The importance of diabetes communities

From very early on when we explored the condition of diabetes and how it affects people, it became clear that there have always been many great online communities relating to all aspects of diabetes. We found these communities quite fascinating: How they help and support people, what different kinds of sub-groups form, how they changed over the years. xbird has taken part in some of these communities by taking part in discussions, learning from people and also giving back to these communities: For example by providing results of our diabetes survey or inviting people to our free movie screening at our office in Berlin of the inspiring documentary Bike Beyond.


In the early days of the internet, diabetes communities were hosted on standalone forum-board sites dedicated to diabetes (or medicine in general) or were part of diabetes information sites. Over the years, forums that were part of bigger diabetes organizations survived but many smaller standalone forums saw a drop in activity over the last ten years. Of course the need for the communities never vanished. In our estimation much of the activity moved to social media sites like facebook or reddit. This is an observation that is not only true for diabetes communities but for many kinds of online discussion boards.


No matter where this online social interaction happens, it brings fantastic benefits for people affected by diabetes.

  1. People affected by diabetes support each other and show understanding. This is especially important for recently diagnosed people that struggle with all the changes that they are expected to make.

  2. Knowledge is shared. And this knowledge can be of all levels: It can be more technical (eg how a certain activity influences blood sugar or how to use a certain blood glucose meter), it might be about a sugar-free alternative for a baking recipe or about motivational strategies, etc.

  3. People can find information on a specific topic like veganism or sport. There are subforums or specialized groups where people can give each other support and provide knowledge that is relevant to some very specific struggles they are experiencing.

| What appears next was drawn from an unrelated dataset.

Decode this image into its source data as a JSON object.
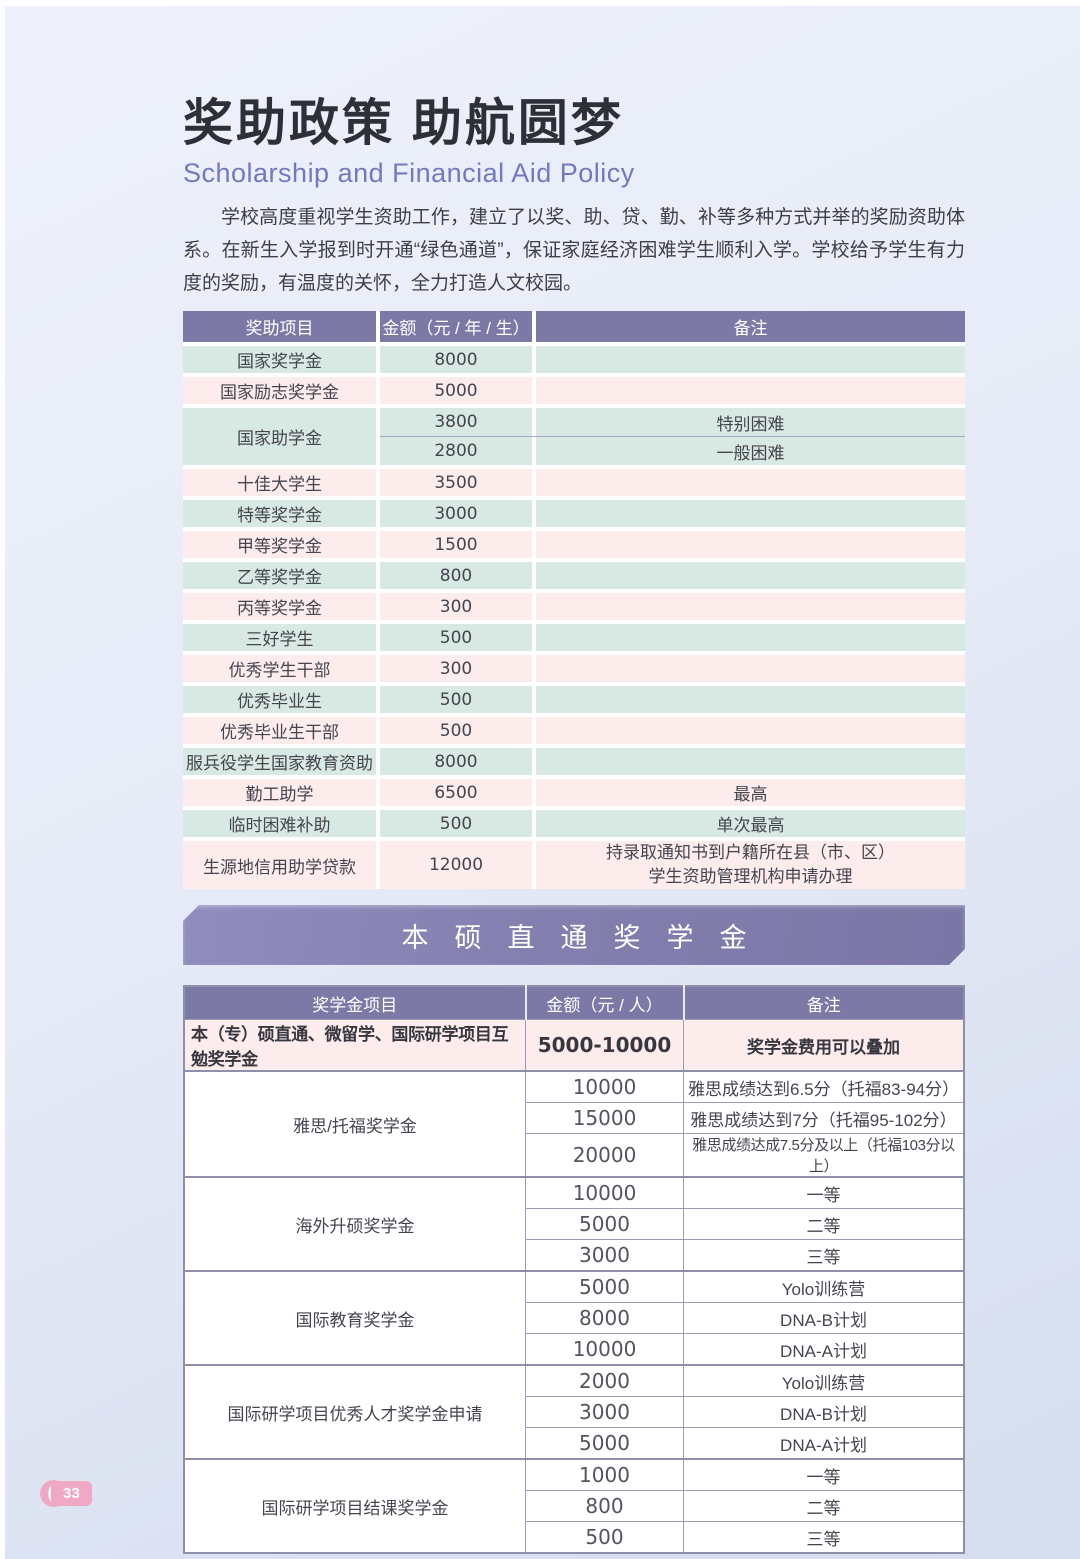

These benefits of online communities are applicable to other conditions as well and have been explored scientifically. In her paper from 2013 Social Media Use of Older Adults: A Mini-Review Leist gives a great overview of the scientific literature and discusses the clinical relevance by for example citing one study by Nahm et al. (2010) where they had patients after a hip-fracture use two different online tools. With both tools “The discussion board usage was significantly correlated with outcome gains.” Specifically on the topic of diabetes type 2 facebook groups, Partridge et al. in 2018 tried to steer the scientific exploration of these groups in the right direction because according to them previous methods were not sufficient to really analyze their strength and weaknesses regarding the patients’ outcome.


As beneficial as these online communities can be, all those papers also shed light on some main disadvantages: They need good moderation to not give space to harmful advice because only a tiny fraction of the participants in these groups are health care providers. Sadly sometimes these groups are misused by people trying to push their agenda or selling a new miracle drug. But to make it clear, most of these groups are well moderated and in our opinion the benefits outweigh the dangers. xbird will keep trying to support these online communities and guide people their way.


Leist, A. K. (2013). Social media use of older adults: a mini-review. Gerontology, 59(4), 378-384.


Nahm, E. S., Barker, B., Resnick, B., Covington, B., Magaziner, J., & Brennan, P. F. (2010). Effects of a social cognitive theory-based hip fracture prevention web site for older adults. Computers, informatics, nursing : CIN, 28(6), 371–379.